Unsurprisingly, supply chain issues present another challenge. “Everybody wants concrete,” Eccleston said. “And basically there is one concrete material supplier, so you are in a queue to schedule that.
“And then glass has gone up 40% in the last year. It’s hard to find. We have specialty glass.”
“It’s not only cost of increase; just trying to get those materials here has been a challenge. But we are starting to see that loosen up,” he said.
The expansion will increase gallery space at the museum by 65%, including 13,000 SF for a new temporary gallery, Bigelow said. And where now only 3,000 SF of the museum is dedicated to learning and engagement, the expansion will add another 13,000 SF.
The expansion will also allow the museum to double the number of students it accommodates on school field trips from 50,000 per year to 100,000.
“One of our objectives is to really highlight the fact that the museum is a welcoming-all space,” Bigelow said.
The Best of the Best
When asked whether he was able to find enough employees with the right skills to work on the complex expansion of Crystal Bridges Museum of American Art in Bentonville, Scott Eccleston said:
“We believe in picking a contractor that we’re going to hold accountable to find the very best subcontractors.”
Eccleston is president of campus planning and facility management at Art & Wellness Enterprises of Bentonville, a professional services company that supports nonprofits founded by Crystal Bridges’ founder, Walmart heiress Alice Walton. AWE facilitates all the construction at the museum and at the Momentary, the museum’s 63,000-SF satellite space in Bentonville, which is dedicated to contemporary art.
“Flintco, who we are using for our expansion, knows what it takes to pour world-class concrete, to take a Gold Medal award-winning architect’s design and see it through, and there is zero opportunity for sloppiness or just work that doesn’t meet the standards that Crystal Bridges requires,” Eccleston said. “There’s such little tolerance in our building that it really takes the best of the best of the subcontractors.
“And one of the ways that we’ve ensured that we have the best is we sign them up early.
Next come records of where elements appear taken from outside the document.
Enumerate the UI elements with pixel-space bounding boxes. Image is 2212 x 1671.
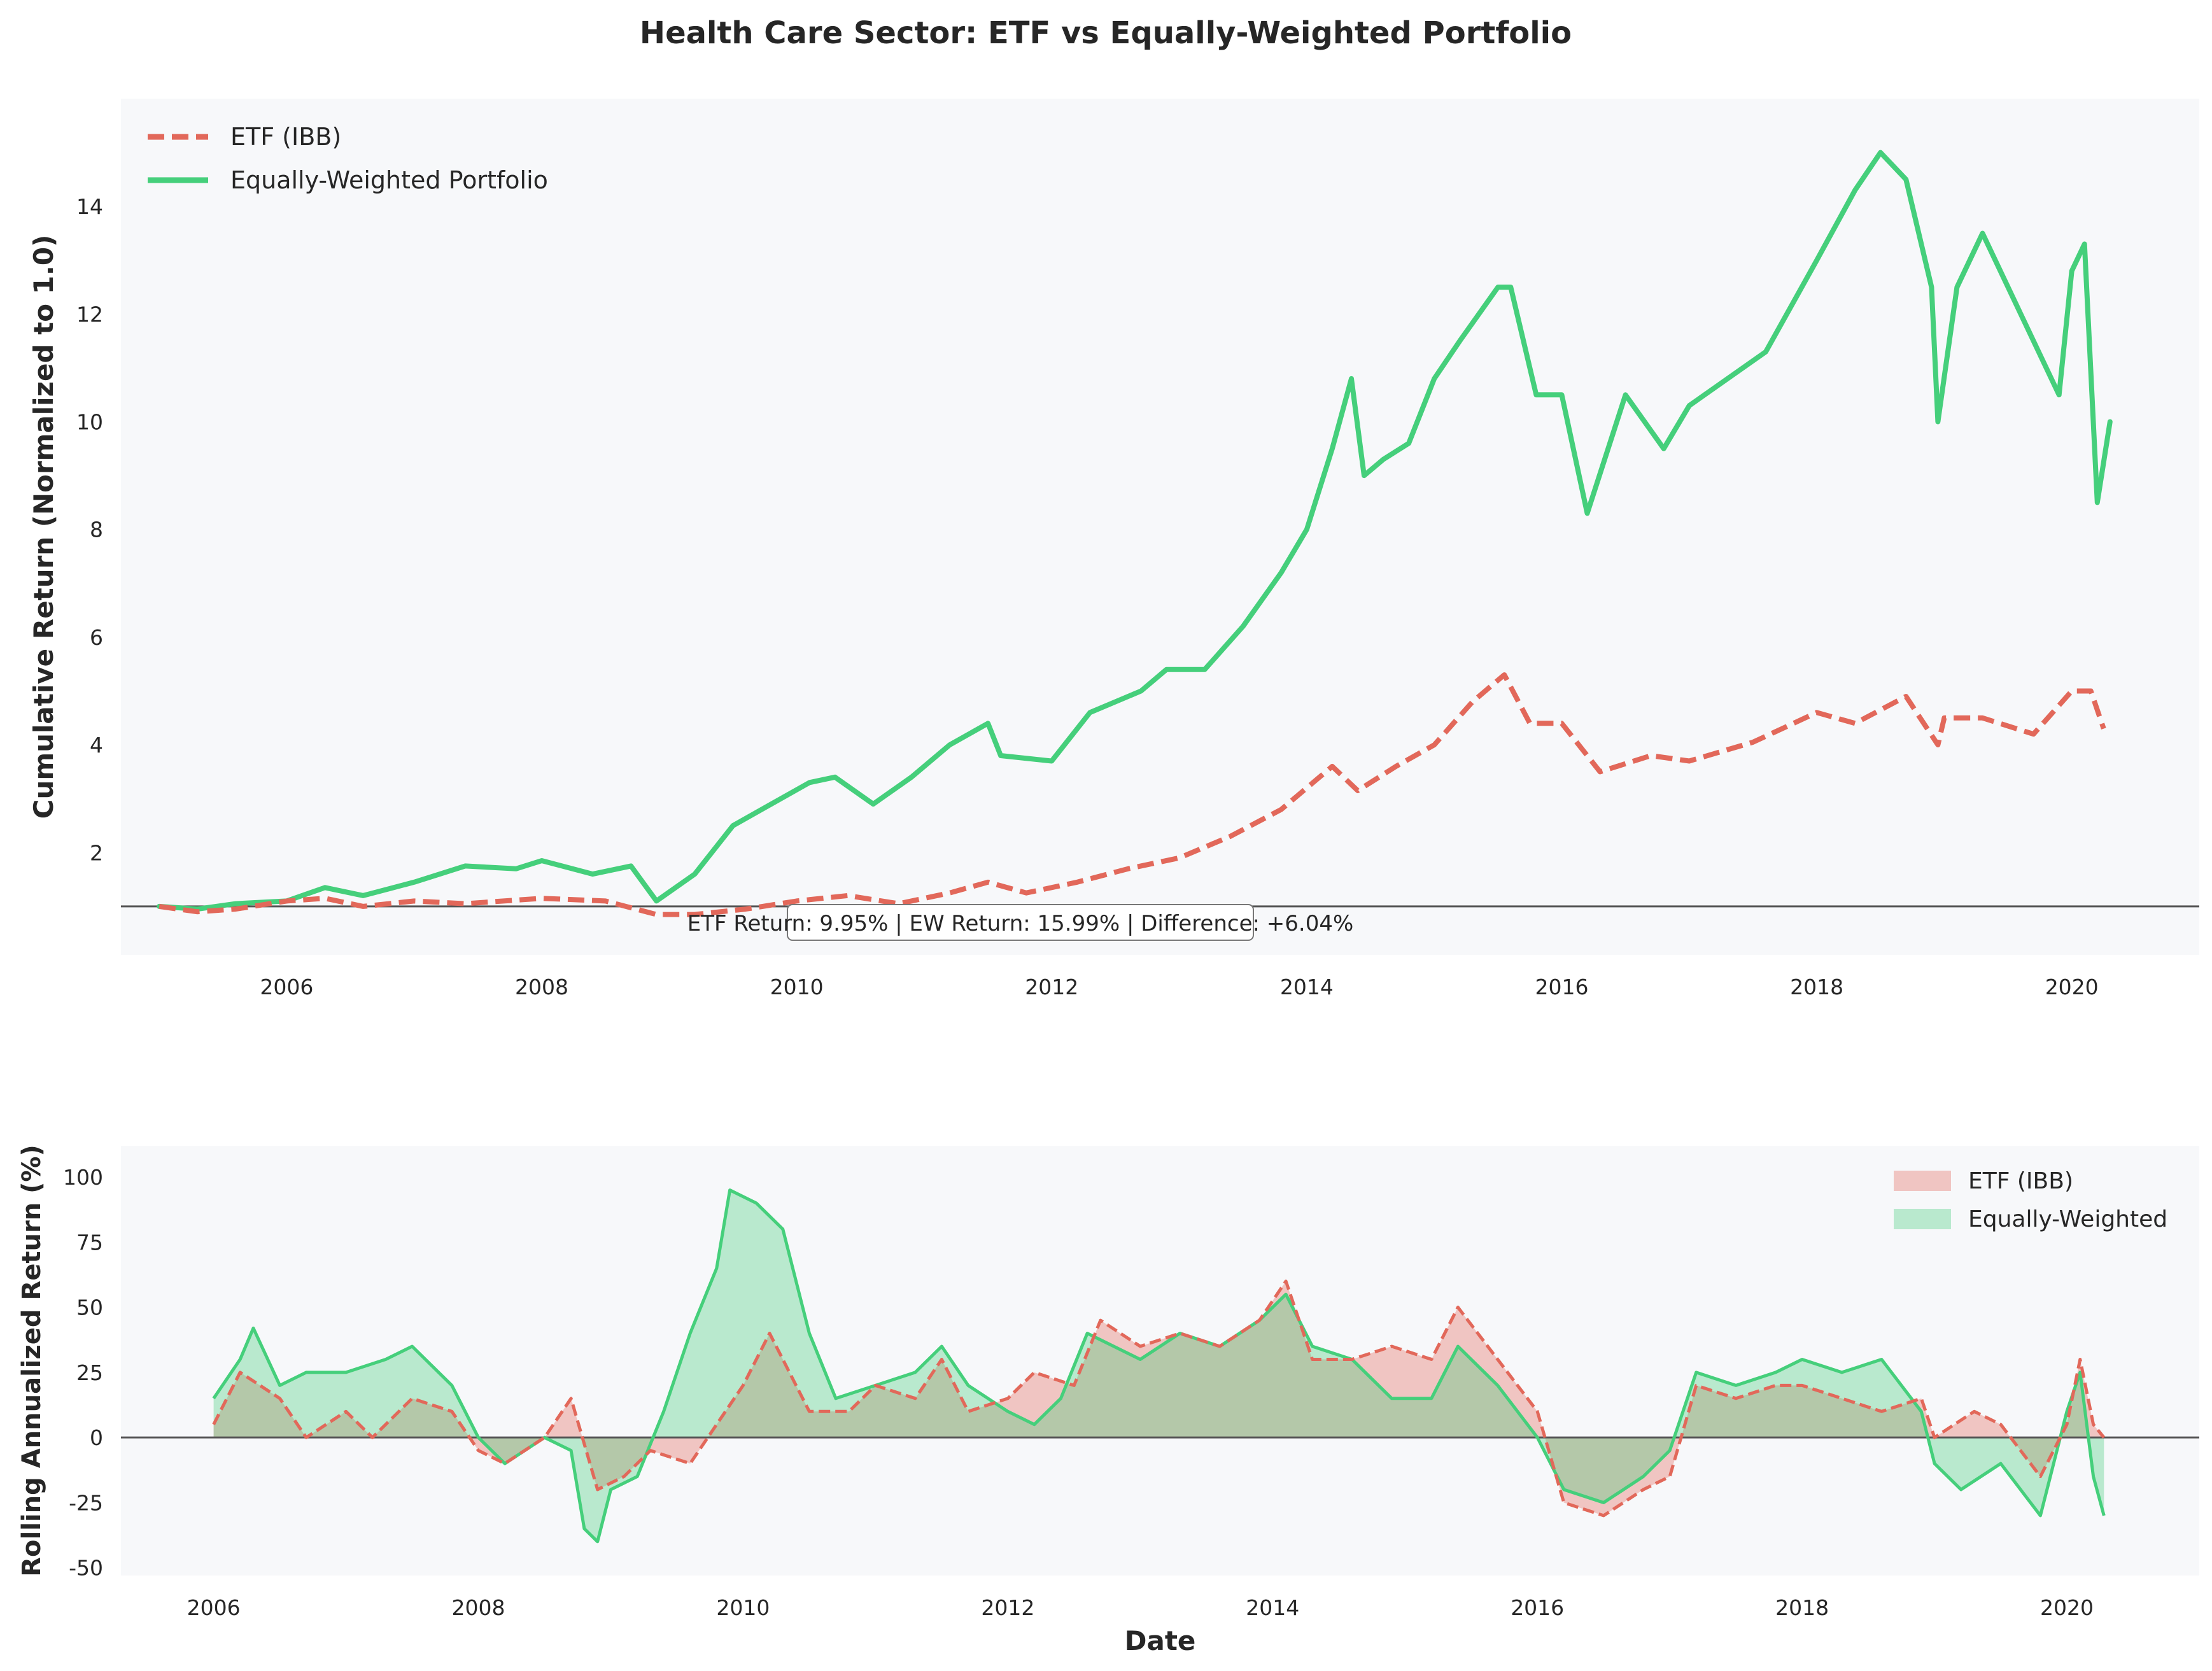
x-tick-label: 2018 [1790, 975, 1843, 999]
top-y-axis-label: Cumulative Return (Normalized to 1.0) [28, 235, 59, 819]
legend-label: ETF (IBB) [1968, 1168, 2073, 1194]
ew-series-line [157, 150, 2113, 912]
return-annotation: ETF Return: 9.95% | EW Return: 15.99% | … [687, 904, 1354, 941]
x-tick-label: 2012 [981, 1595, 1034, 1620]
x-tick-label: 2020 [2040, 1595, 2094, 1620]
etf-series-line [159, 672, 2106, 917]
x-tick-label: 2010 [716, 1595, 770, 1620]
y-tick-label: 75 [76, 1230, 103, 1255]
y-tick-label: 2 [90, 840, 103, 865]
x-tick-label: 2018 [1775, 1595, 1829, 1620]
y-tick-label: 25 [76, 1360, 103, 1385]
y-tick-label: 12 [76, 302, 103, 327]
y-tick-label: 4 [90, 733, 103, 758]
y-tick-label: 50 [76, 1295, 103, 1320]
x-tick-label: 2014 [1280, 975, 1334, 999]
y-tick-label: 14 [76, 194, 103, 219]
y-tick-label: -25 [69, 1490, 103, 1515]
x-tick-label: 2006 [187, 1595, 241, 1620]
cumulative-return-panel: 2006 2008 2010 2012 2014 2016 2018 2020 2 4 6 8 10 1… [28, 99, 2199, 999]
x-tick-label: 2020 [2045, 975, 2099, 999]
x-tick-label: 2008 [452, 1595, 505, 1620]
etf-area-fill [213, 1281, 2104, 1516]
bottom-legend: ETF (IBB) Equally-Weighted [1894, 1168, 2167, 1232]
legend-label: ETF (IBB) [230, 123, 341, 151]
x-tick-label: 2016 [1511, 1595, 1564, 1620]
y-tick-label: 8 [90, 518, 103, 542]
x-tick-label: 2006 [260, 975, 313, 999]
x-tick-label: 2010 [770, 975, 824, 999]
bottom-series-lines [212, 1188, 2106, 1544]
top-x-tick-labels: 2006 2008 2010 2012 2014 2016 2018 2020 [260, 975, 2098, 999]
legend-swatch [1894, 1209, 1951, 1229]
y-tick-label: 10 [76, 410, 103, 435]
ew-area-fill [213, 1190, 2104, 1542]
bottom-plot-background [121, 1146, 2199, 1576]
y-tick-label: 0 [90, 1425, 103, 1450]
etf-rolling-line [212, 1280, 2106, 1518]
top-y-tick-labels: 2 4 6 8 10 12 14 [76, 194, 103, 865]
annotation-text: ETF Return: 9.95% | EW Return: 15.99% | … [687, 911, 1354, 936]
bottom-x-tick-labels: 2006 2008 2010 2012 2014 2016 2018 2020 [187, 1595, 2094, 1620]
rolling-return-panel: 2006 2008 2010 2012 2014 2016 2018 2020 -50 -25 0… [17, 1145, 2199, 1656]
top-plot-background [121, 99, 2199, 955]
ew-rolling-line [212, 1188, 2106, 1544]
top-legend: ETF (IBB) Equally-Weighted Portfolio [148, 123, 548, 194]
x-tick-label: 2012 [1025, 975, 1078, 999]
x-tick-label: 2014 [1246, 1595, 1299, 1620]
bottom-x-axis-label: Date [1125, 1625, 1196, 1656]
y-tick-label: 6 [90, 625, 103, 650]
figure-title: Health Care Sector: ETF vs Equally-Weigh… [640, 15, 1572, 51]
bottom-area-fills [213, 1190, 2104, 1542]
x-tick-label: 2016 [1535, 975, 1588, 999]
bottom-y-tick-labels: -50 -25 0 25 50 75 100 [63, 1165, 103, 1581]
top-series-lines [157, 150, 2113, 917]
legend-label: Equally-Weighted Portfolio [230, 166, 548, 194]
y-tick-label: 100 [63, 1165, 103, 1190]
legend-label: Equally-Weighted [1968, 1206, 2167, 1232]
x-tick-label: 2008 [515, 975, 568, 999]
y-tick-label: -50 [69, 1556, 103, 1581]
bottom-y-axis-label: Rolling Annualized Return (%) [17, 1145, 46, 1577]
legend-swatch [1894, 1171, 1951, 1191]
annotation-box [787, 904, 1254, 941]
We made them a partner in the design, not in the construction, in the design phase. And that led us to having them on board during construction.”
In mentioning the “gold medal award-winning architect,” Eccleston was referring to Moshe Safdie, winner in 2015 of the AIA Gold Medal from the American Institute of Architects, the institute’s highest honor. Safdie designed Crystal Bridges and Safdie Architects is designing the 100,000-SF expansion of the original 200,000-SF building.
During this current phase of construction, the excavation, about 60 workers are on the museum campus. “That will ramp up to about 350 during the concrete work, and when we move inside with the envelope that will increase up to 500,” Eccleston said.